Will LLMs improve over time, to the point where they don’t need supervision? In a recent discussion with Claude Code engineers they talk about having LLMs automatically enforce coding norms by listing them out. I’ve been doing something similar by using an LLM style editor to edit-check my essays. I am skeptical that using LLM coding style checkers will elevate LLMs from junior to mid-level engineer; while my edit-checker often highlights issues in style and provides useful suggestions, it equally often makes useless suggestions.

It makes me wonder how good LLMs will actually be in non-coding settings. Is this just Gell-Mann amnesiAI, for me to be skeptical of vibe-coding’s effectiveness in front-end coding, but then be optimistic that LLMs will eliminate my need to hire/find a cofounder who has stronger marketing/sales/managerial strengths?

Coding might be special: the verbal blather of LLMs doesn’t stand up to the precise thinking that a compiler or asynchronous coding requires, and there is something powerful about letting the LLM duke it out in a loop with compiler/linter errors until they are both satisfied. And yet, Anthropic absolutely doesn’t trust Claude to manage the long-term health of its own codebase.

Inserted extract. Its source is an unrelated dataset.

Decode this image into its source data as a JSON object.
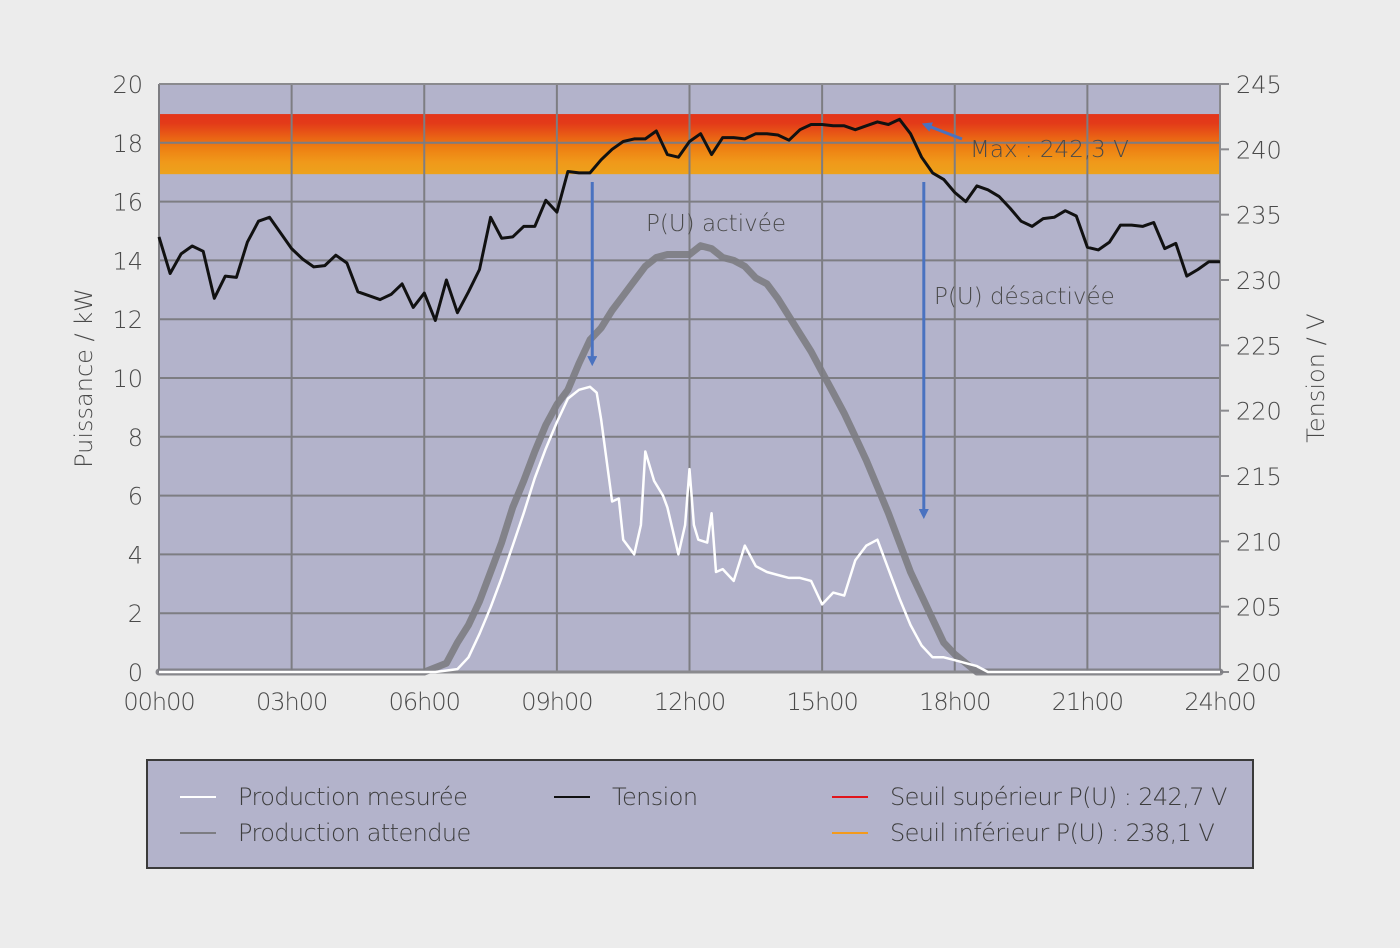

Swyx [00:31:36]: I think the… So at this point, I just, you know, I want to… This tagline is in my head that basically at Anthropic, there’s Claude Code generating code. And then Claude Code also reviewing its own code. Like, at some point, right? Like, different people are setting all this up. You don’t really govern that. But it’s happening.

Boris [00:31:53]: Yeah, we have to be, you know, at Anthropic, there’s still a human in the loop for reviewing.

Swyx [00:32:13]: We have, you know, VPs of N, CTOs listening. Like, this is all well and good for the individual developer. But the people who are responsible for the tech, the entire code base, the engineering decisions, all this is going on. My developers, like, I manage, like, 100 developers. Any of them could be doing any of this at this point. What do I do to manage this? How does my code review process change? How does my change management change? I don’t know.

Cat [00:32:48]: We’ve talked to a lot of VPs and CTOs. Yeah. They’re really excited about it. They actually tend to be quite excited because they experiment with the tool. They download it. They ask it a few questions. And, like, Claude Code, when it gives them sensible answers, they’re really excited because they’re like, oh, I can understand this nuance in the code base. And sometimes they even ship small features with Claude Code. And I think through that process of, like, interacting with the tool, they build a lot of trust in it. And a lot of folks actually come to us and they ask us, like, how can I roll it out more broadly? And then we’ll often, like, have sessions with, like, VPs of Dev Prod and talk about these concerns around how do we make sure people are writing high-quality code. I think in general, it’s still very much up to the individual developer to hold themselves up to a very high standard for the quality of code that they merge. Even if we use Claude Code to write a lot of our code, it’s still up to the individual who merges it to be responsible for, like, this being well-maintained, well-documented code that has, like, reasonable abstractions. And so I think that’s something that will continue to happen where Claude Code isn’t its own engineer that’s, like, committing code by itself. It’s still very much up to the ICs to be responsible for the code that’s produced. Yeah.

But at the same time, most other fields, excepting maybe law, don’t seem to need the level of precise thinking that coding does. Obviously there is something to those “imprecise” jobs - I don’t think for a second that I could survive a week as a marketer or salesperson. But perhaps those fields have a lower skill ceiling, or perhaps they are nontechnical in a way that LLMs will be able to capture the nuance more readily. But I think the alternative hypothesis is that humans are really Generally Intelligent in a way that allows us to capture the fractal complexity of reality, and that our understanding and capabilities in any domain are proportional to log(cumulative people-hours spent trying to get better at X).